I have hundreds of CSV files in a google bucket. I add more data on a daily basis and then I reload the table using this bq command:

$ bq  load  --replace  --project_id=my_proj-123  my_dataset_id.fav_table gs://my_bucket/table_data/*  <my schema>

Unfortunately, some of my data has duplicates. Is there some way to load the tables but without duplicate rows?

Tudormi
  • 1,092
  • 7
  • 18
user1367204
  • 4,549
  • 10
  • 49
  • 78

1 Answers1

2

You cannot prevent inserting duplicates in your BigQuery table by using the bq command. But you can manually remove the duplicates after insertion:

#standardSQL
SELECT
  MAX(count) FROM(
  SELECT
    [ID_COLUMN],
    count(*) as count
  FROM
    `[TABLE_NAME]`
  GROUP BY
    [ID_COLUMN])

This query returns the highest number of duplicate entries, based on the id column. You, of course, have to have a unique identifier that would define what a duplicate is in the dataset (in this case duplicates are rows with the same value of the id column).

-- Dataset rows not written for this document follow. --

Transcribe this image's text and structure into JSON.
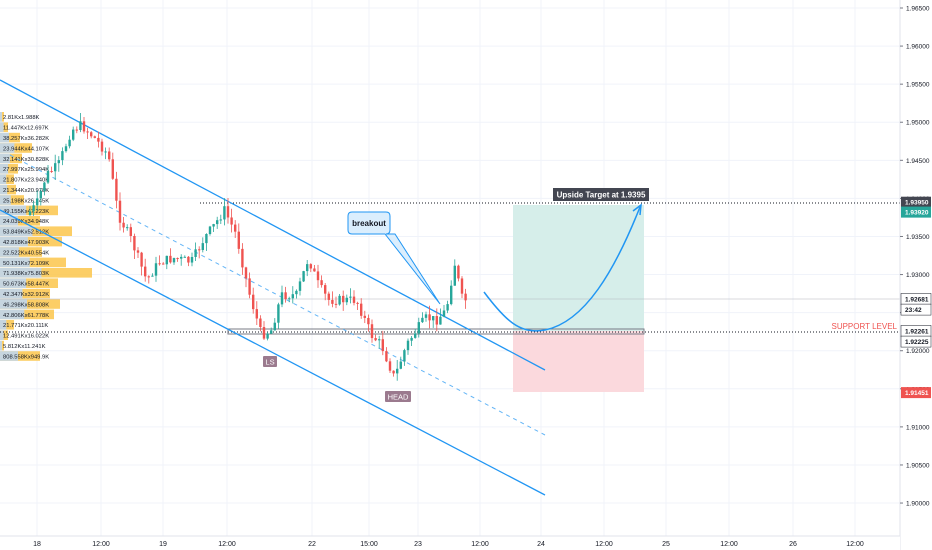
{
  "price_axis": {
    "labels": [
      {
        "price": 1.965,
        "text": "1.96500"
      },
      {
        "price": 1.96,
        "text": "1.96000"
      },
      {
        "price": 1.955,
        "text": "1.95500"
      },
      {
        "price": 1.95,
        "text": "1.95000"
      },
      {
        "price": 1.945,
        "text": "1.94500"
      },
      {
        "price": 1.94,
        "text": "1.94000"
      },
      {
        "price": 1.935,
        "text": "1.93500"
      },
      {
        "price": 1.93,
        "text": "1.93000"
      },
      {
        "price": 1.925,
        "text": "1.92500"
      },
      {
        "price": 1.92,
        "text": "1.92000"
      },
      {
        "price": 1.915,
        "text": "1.91500"
      },
      {
        "price": 1.91,
        "text": "1.91000"
      },
      {
        "price": 1.905,
        "text": "1.90500"
      },
      {
        "price": 1.9,
        "text": "1.90000"
      }
    ],
    "badges": [
      {
        "price": 1.9395,
        "text": "1.93950",
        "bg": "#434651",
        "fg": "#ffffff"
      },
      {
        "price": 1.9382,
        "text": "1.93920",
        "bg": "#26a69a",
        "fg": "#ffffff"
      },
      {
        "price": 1.9268,
        "text": "1.92681",
        "bg": "#ffffff",
        "fg": "#131722",
        "border": "#131722"
      },
      {
        "price": 1.9254,
        "text": "23:42",
        "bg": "#ffffff",
        "fg": "#131722",
        "border": "#131722"
      },
      {
        "price": 1.9226,
        "text": "1.92261",
        "bg": "#ffffff",
        "fg": "#131722",
        "border": "#131722"
      },
      {
        "price": 1.9212,
        "text": "1.92225",
        "bg": "#ffffff",
        "fg": "#131722",
        "border": "#131722"
      },
      {
        "price": 1.9145,
        "text": "1.91451",
        "bg": "#ef5350",
        "fg": "#ffffff"
      }
    ]
  },
  "time_axis": [
    "18",
    "12:00",
    "19",
    "12:00",
    "22",
    "15:00",
    "23",
    "12:00",
    "24",
    "12:00",
    "25",
    "12:00",
    "26",
    "12:00"
  ],
  "annotations": {
    "upside_target": "Upside Target at 1.9395",
    "breakout": "breakout",
    "support_level": "SUPPORT LEVEL",
    "left_shoulder": "LS",
    "head": "HEAD"
  },
  "volume_profile": [
    "2.81Kx1.988K",
    "11.447Kx12.697K",
    "38.257Kx36.282K",
    "23.944Kx44.107K",
    "32.141Kx30.828K",
    "27.997Kx25.994K",
    "21.807Kx23.940K",
    "21.344Kx20.978K",
    "25.198Kx26.245K",
    "49.155Kx47.223K",
    "24.039Kx34.948K",
    "53.849Kx52.512K",
    "42.818Kx47.903K",
    "22.522Kx40.554K",
    "50.131Kx72.109K",
    "71.938Kx75.803K",
    "50.673Kx58.447K",
    "42.347Kx32.912K",
    "46.298Kx58.808K",
    "42.806Kx61.778K",
    "21.771Kx20.111K",
    "12.491Kx16.022K",
    "5.812Kx11.241K",
    "808.558Kx949.9K"
  ],
  "colors": {
    "up_candle": "#26a69a",
    "down_candle": "#ef5350",
    "channel": "#2196f3",
    "target_zone": "#d6eeea",
    "stop_zone": "#fbd9dd",
    "support_text": "#ef5350",
    "vp_fill": "#fbc54b",
    "vp_fill_light": "#bcd6f4"
  }
}
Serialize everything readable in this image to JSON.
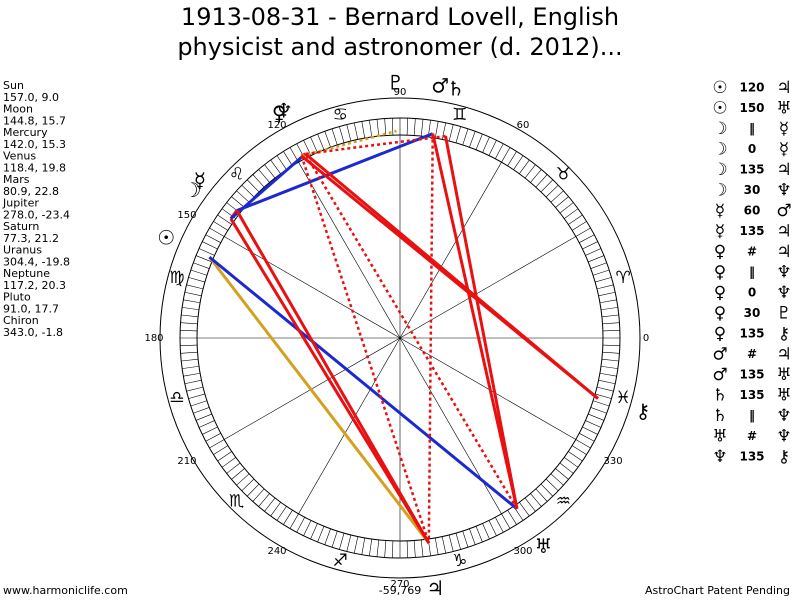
{
  "title": [
    "1913-08-31 - Bernard Lovell, English",
    "physicist and astronomer (d. 2012)..."
  ],
  "planets": [
    {
      "name": "Sun",
      "glyph": "☉",
      "position": "157.0, 9.0"
    },
    {
      "name": "Moon",
      "glyph": "☽",
      "position": "144.8, 15.7"
    },
    {
      "name": "Mercury",
      "glyph": "☿",
      "position": "142.0, 15.3"
    },
    {
      "name": "Venus",
      "glyph": "♀",
      "position": "118.4, 19.8"
    },
    {
      "name": "Mars",
      "glyph": "♂",
      "position": "80.9, 22.8"
    },
    {
      "name": "Jupiter",
      "glyph": "♃",
      "position": "278.0, -23.4"
    },
    {
      "name": "Saturn",
      "glyph": "♄",
      "position": "77.3, 21.2"
    },
    {
      "name": "Uranus",
      "glyph": "♅",
      "position": "304.4, -19.8"
    },
    {
      "name": "Neptune",
      "glyph": "♆",
      "position": "117.2, 20.3"
    },
    {
      "name": "Pluto",
      "glyph": "♇",
      "position": "91.0, 17.7"
    },
    {
      "name": "Chiron",
      "glyph": "⚷",
      "position": "343.0, -1.8"
    }
  ],
  "aspects": [
    {
      "p1": "☉",
      "aspect": "120",
      "p2": "♃",
      "color": "#d4a020"
    },
    {
      "p1": "☉",
      "aspect": "150",
      "p2": "♅",
      "color": "#1a2ad0"
    },
    {
      "p1": "☽",
      "aspect": "‖",
      "p2": "☿",
      "color": "#e81010",
      "dotted": true
    },
    {
      "p1": "☽",
      "aspect": "0",
      "p2": "☿",
      "color": "#e81010"
    },
    {
      "p1": "☽",
      "aspect": "135",
      "p2": "♃",
      "color": "#e81010"
    },
    {
      "p1": "☽",
      "aspect": "30",
      "p2": "♆",
      "color": "#1a2ad0"
    },
    {
      "p1": "☿",
      "aspect": "60",
      "p2": "♂",
      "color": "#1a2ad0"
    },
    {
      "p1": "☿",
      "aspect": "135",
      "p2": "♃",
      "color": "#e81010"
    },
    {
      "p1": "♀",
      "aspect": "#",
      "p2": "♃",
      "color": "#e81010",
      "dotted": true
    },
    {
      "p1": "♀",
      "aspect": "‖",
      "p2": "♆",
      "color": "#e81010",
      "dotted": true
    },
    {
      "p1": "♀",
      "aspect": "0",
      "p2": "♆",
      "color": "#e81010"
    },
    {
      "p1": "♀",
      "aspect": "30",
      "p2": "♇",
      "color": "#d4a020",
      "dotted": true
    },
    {
      "p1": "♀",
      "aspect": "135",
      "p2": "⚷",
      "color": "#e81010"
    },
    {
      "p1": "♂",
      "aspect": "#",
      "p2": "♃",
      "color": "#e81010",
      "dotted": true
    },
    {
      "p1": "♂",
      "aspect": "135",
      "p2": "♅",
      "color": "#e81010"
    },
    {
      "p1": "♄",
      "aspect": "135",
      "p2": "♅",
      "color": "#e81010"
    },
    {
      "p1": "♄",
      "aspect": "‖",
      "p2": "♆",
      "color": "#e81010",
      "dotted": true
    },
    {
      "p1": "♅",
      "aspect": "#",
      "p2": "♆",
      "color": "#e81010",
      "dotted": true
    },
    {
      "p1": "♆",
      "aspect": "135",
      "p2": "⚷",
      "color": "#e81010"
    }
  ],
  "signs": [
    "♈",
    "♉",
    "♊",
    "♋",
    "♌",
    "♍",
    "♎",
    "♏",
    "♐",
    "♑",
    "♒",
    "♓"
  ],
  "degree_labels": [
    0,
    60,
    90,
    120,
    150,
    180,
    210,
    240,
    270,
    300,
    330
  ],
  "bottom_value": "-59,769",
  "footer": {
    "left": "www.harmoniclife.com",
    "right": "AstroChart Patent Pending"
  }
}
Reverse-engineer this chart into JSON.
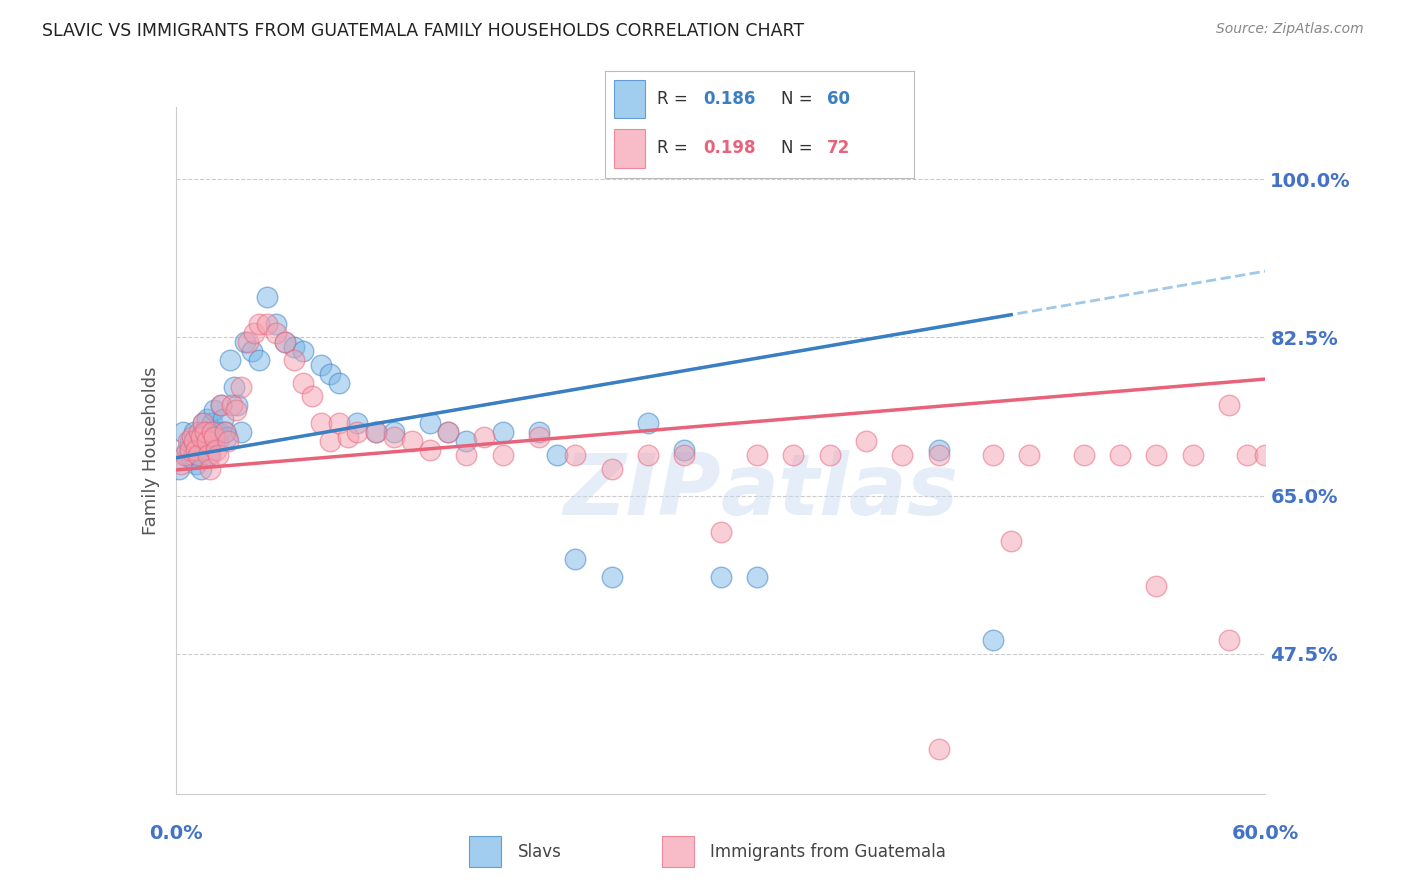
{
  "title": "SLAVIC VS IMMIGRANTS FROM GUATEMALA FAMILY HOUSEHOLDS CORRELATION CHART",
  "source": "Source: ZipAtlas.com",
  "ylabel": "Family Households",
  "ytick_labels": [
    "100.0%",
    "82.5%",
    "65.0%",
    "47.5%"
  ],
  "ytick_values": [
    1.0,
    0.825,
    0.65,
    0.475
  ],
  "xlim": [
    0.0,
    0.6
  ],
  "ylim": [
    0.32,
    1.08
  ],
  "watermark": "ZIPatlas",
  "blue_color": "#7ab8e8",
  "pink_color": "#f4a0b0",
  "blue_line_color": "#3a7fc1",
  "pink_line_color": "#e8637a",
  "blue_dashed_color": "#a0c8e8",
  "axis_label_color": "#4472c4",
  "title_color": "#222222",
  "grid_color": "#cccccc",
  "slavs_x": [
    0.002,
    0.004,
    0.006,
    0.007,
    0.008,
    0.009,
    0.01,
    0.01,
    0.011,
    0.012,
    0.013,
    0.013,
    0.014,
    0.015,
    0.015,
    0.016,
    0.017,
    0.018,
    0.019,
    0.02,
    0.021,
    0.022,
    0.023,
    0.024,
    0.025,
    0.026,
    0.027,
    0.028,
    0.03,
    0.032,
    0.034,
    0.036,
    0.038,
    0.042,
    0.046,
    0.05,
    0.055,
    0.06,
    0.065,
    0.07,
    0.08,
    0.085,
    0.09,
    0.1,
    0.11,
    0.12,
    0.14,
    0.15,
    0.16,
    0.18,
    0.2,
    0.21,
    0.22,
    0.24,
    0.26,
    0.28,
    0.3,
    0.32,
    0.42,
    0.45
  ],
  "slavs_y": [
    0.68,
    0.72,
    0.7,
    0.695,
    0.71,
    0.69,
    0.72,
    0.7,
    0.685,
    0.7,
    0.715,
    0.695,
    0.68,
    0.73,
    0.72,
    0.71,
    0.735,
    0.72,
    0.695,
    0.73,
    0.745,
    0.72,
    0.71,
    0.72,
    0.75,
    0.735,
    0.72,
    0.715,
    0.8,
    0.77,
    0.75,
    0.72,
    0.82,
    0.81,
    0.8,
    0.87,
    0.84,
    0.82,
    0.815,
    0.81,
    0.795,
    0.785,
    0.775,
    0.73,
    0.72,
    0.72,
    0.73,
    0.72,
    0.71,
    0.72,
    0.72,
    0.695,
    0.58,
    0.56,
    0.73,
    0.7,
    0.56,
    0.56,
    0.7,
    0.49
  ],
  "guatemala_x": [
    0.003,
    0.005,
    0.007,
    0.008,
    0.009,
    0.01,
    0.011,
    0.012,
    0.013,
    0.014,
    0.015,
    0.016,
    0.017,
    0.018,
    0.019,
    0.02,
    0.021,
    0.022,
    0.023,
    0.025,
    0.027,
    0.029,
    0.031,
    0.033,
    0.036,
    0.04,
    0.043,
    0.046,
    0.05,
    0.055,
    0.06,
    0.065,
    0.07,
    0.075,
    0.08,
    0.085,
    0.09,
    0.095,
    0.1,
    0.11,
    0.12,
    0.13,
    0.14,
    0.15,
    0.16,
    0.17,
    0.18,
    0.2,
    0.22,
    0.24,
    0.26,
    0.28,
    0.3,
    0.32,
    0.34,
    0.36,
    0.38,
    0.4,
    0.42,
    0.45,
    0.47,
    0.5,
    0.52,
    0.54,
    0.56,
    0.58,
    0.59,
    0.6,
    0.42,
    0.46,
    0.54,
    0.58
  ],
  "guatemala_y": [
    0.685,
    0.695,
    0.71,
    0.7,
    0.715,
    0.71,
    0.7,
    0.695,
    0.72,
    0.715,
    0.73,
    0.72,
    0.71,
    0.695,
    0.68,
    0.72,
    0.715,
    0.7,
    0.695,
    0.75,
    0.72,
    0.71,
    0.75,
    0.745,
    0.77,
    0.82,
    0.83,
    0.84,
    0.84,
    0.83,
    0.82,
    0.8,
    0.775,
    0.76,
    0.73,
    0.71,
    0.73,
    0.715,
    0.72,
    0.72,
    0.715,
    0.71,
    0.7,
    0.72,
    0.695,
    0.715,
    0.695,
    0.715,
    0.695,
    0.68,
    0.695,
    0.695,
    0.61,
    0.695,
    0.695,
    0.695,
    0.71,
    0.695,
    0.695,
    0.695,
    0.695,
    0.695,
    0.695,
    0.695,
    0.695,
    0.75,
    0.695,
    0.695,
    0.37,
    0.6,
    0.55,
    0.49
  ]
}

If the return of the query is >1, it means that duplicates exist. Then, by running the following query:

#standardSQL
SELECT
  * EXCEPT(row_number)
FROM (
  SELECT
    *,
    ROW_NUMBER()
          OVER (PARTITION BY [ID_COLUMN]) row_number
  FROM
    `[TABLE_NAME]`)
WHERE
  row_number = 1

you would receive a duplicate-free version of your table. Duplicates are recognised and unaccounted, again, via the id column and a helper column, row_number. Note that it is then suggested to write the results in a new table (there is no altering of the original table, just a select of non-duplicated data).

Also, this question has a partial answer here: https://stackoverflow.com/a/43587206/3615567.

Tudormi
  • 1,092
  • 7
  • 18